Submitted to: Meeting Abstract
Publication Type: Abstract Only
Publication Acceptance Date: 3/6/2006
Publication Date: 3/6/2006
Citation: Mcgarvey, J.A., Miller, W.G., Mitloehner, F., Ruihong, Z., Yangu, M. 2006. Bacterial population dynamics during waste treatment and subsequent storage in simulated wastewater holding lagoons [ Abstract]. Poster B1102. Interpretive Summary:
Technical Abstract: The dairy industry in California produced over 100 million pounds of waste (manure and urine) in 2005, most of which was spread onto crop fields as a soil fertilizer/conditioner with little or no treatment. This practice is of concern for multiple reasons including: volatile compound emission into the atmosphere, nutrient runoff and leaching into surface and ground waters and the contamination of crop plants by pathogenic bacteria. One way to reduce these risks is to treat the waste before land application. In this study aerobic and anaerobic digestion techniques were used to treat dairy waste before storage in simulated holding lagoons. The microbial population dynamics of the waste stream was monitored using small-subunit ribosomal rRNA gene (16S rDNA) sequence libraries derived from DNA extracted from the waste, the aerobic and anaerobic digester effluent, and the simulated wastewater holding lagoons.
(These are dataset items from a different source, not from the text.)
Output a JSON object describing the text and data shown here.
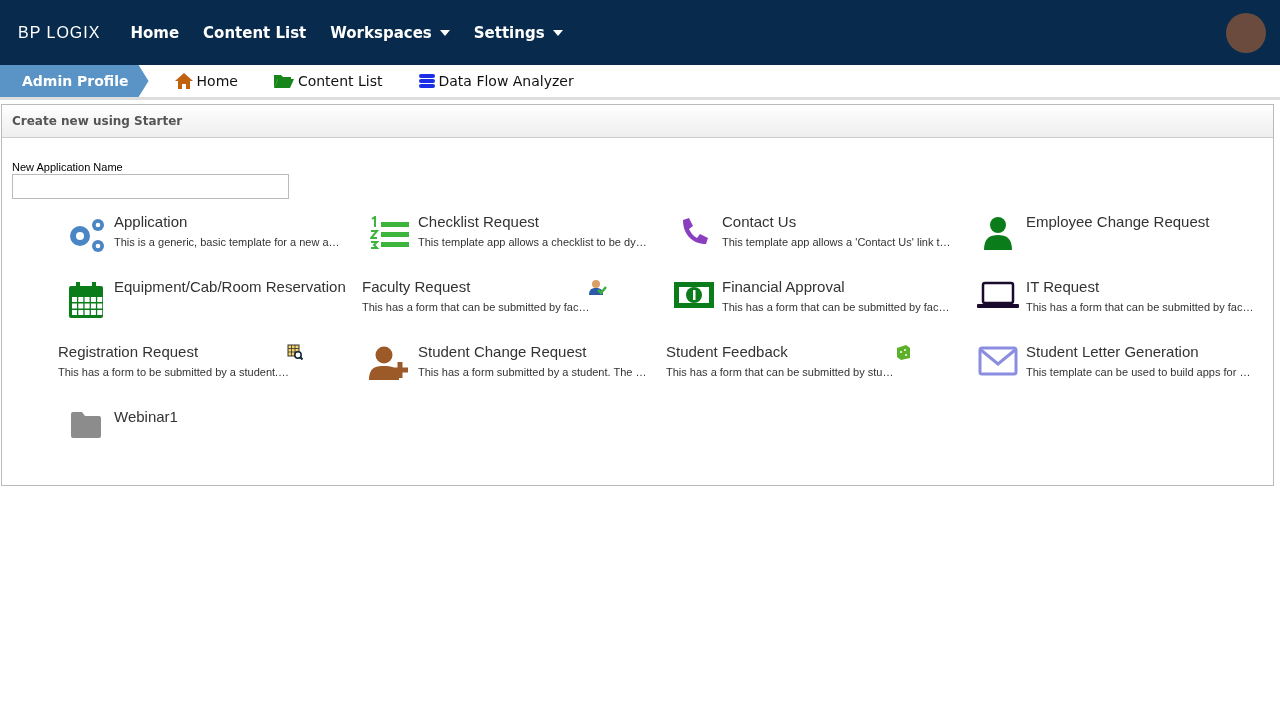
{
  "topbar": {
    "logo": "BP LOGIX",
    "menu": [
      {
        "label": "Home",
        "dropdown": false
      },
      {
        "label": "Content List",
        "dropdown": false
      },
      {
        "label": "Workspaces",
        "dropdown": true
      },
      {
        "label": "Settings",
        "dropdown": true
      }
    ]
  },
  "breadcrumb": {
    "current": "Admin Profile",
    "links": [
      "Home",
      "Content List",
      "Data Flow Analyzer"
    ]
  },
  "panel": {
    "title": "Create new using Starter",
    "field_label": "New Application Name",
    "starters": [
      {
        "kind": "large",
        "title": "Application",
        "description": "This is a generic, basic template for a new a…"
      },
      {
        "kind": "large",
        "title": "Checklist Request",
        "description": "This template app allows a checklist to be dy…"
      },
      {
        "kind": "large",
        "title": "Contact Us",
        "description": "This template app allows a 'Contact Us' link t…"
      },
      {
        "kind": "large",
        "title": "Employee Change Request"
      },
      {
        "kind": "large",
        "title": "Equipment/Cab/Room Reservation"
      },
      {
        "kind": "small",
        "title": "Faculty Request",
        "description": "This has a form that can be submitted by fac…"
      },
      {
        "kind": "large",
        "title": "Financial Approval",
        "description": "This has a form that can be submitted by fac…"
      },
      {
        "kind": "large",
        "title": "IT Request",
        "description": "This has a form that can be submitted by fac…"
      },
      {
        "kind": "small",
        "title": "Registration Request",
        "description": "This has a form to be submitted by a student.…"
      },
      {
        "kind": "large",
        "title": "Student Change Request",
        "description": "This has a form submitted by a student. The …"
      },
      {
        "kind": "small",
        "title": "Student Feedback",
        "description": "This has a form that can be submitted by stu…"
      },
      {
        "kind": "large",
        "title": "Student Letter Generation",
        "description": "This template can be used to build apps for …"
      },
      {
        "kind": "large",
        "title": "Webinar1"
      }
    ]
  }
}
The results showed that aerobic digestion altered the bacterial population structure the greatest, with the levels of 8 out of 9 phyla being significantly different. The most notable differences are the >16-fold increase in the phylum Proteobacteria and the approximately 8-fold decrease in the phylum Firmicutes. Other significant differences included the phyla Actinobacteria, Thermus, Planctomycetes, Spirochetes, TM7, and Verrucomicrobia. Storage of the aerobic digester effluent in a simulated wastewater holding lagoon resulted in increases in the phyla Firmicutes, Planctomycetes, Spirochetes, and a decrease in the phylum TM7. Anaerobic digestion resulted in fewer differences, with statistically significant decreases observed in the phyla Actinobacteria and Bacteroidetes and significant increases in the phyla Planctomycetes, Spirochetes, and TM7. Subsequent storage of this effluent in a simulated wastewater holding lagoon resulted in a significant increase in the phylum Thermus, all other phyla in the library remained unchanged. Storage of the waste without treatment resulted in the least amount of change with only the phylum Spirochetes showing a significant increase. Statistical analysis of the libraries revealed that the waste contained the greatest amount of microbial diversity and that anaerobic treatment resulted in the greatest amount of diversity loss followed by no treatment and aerobic treatment.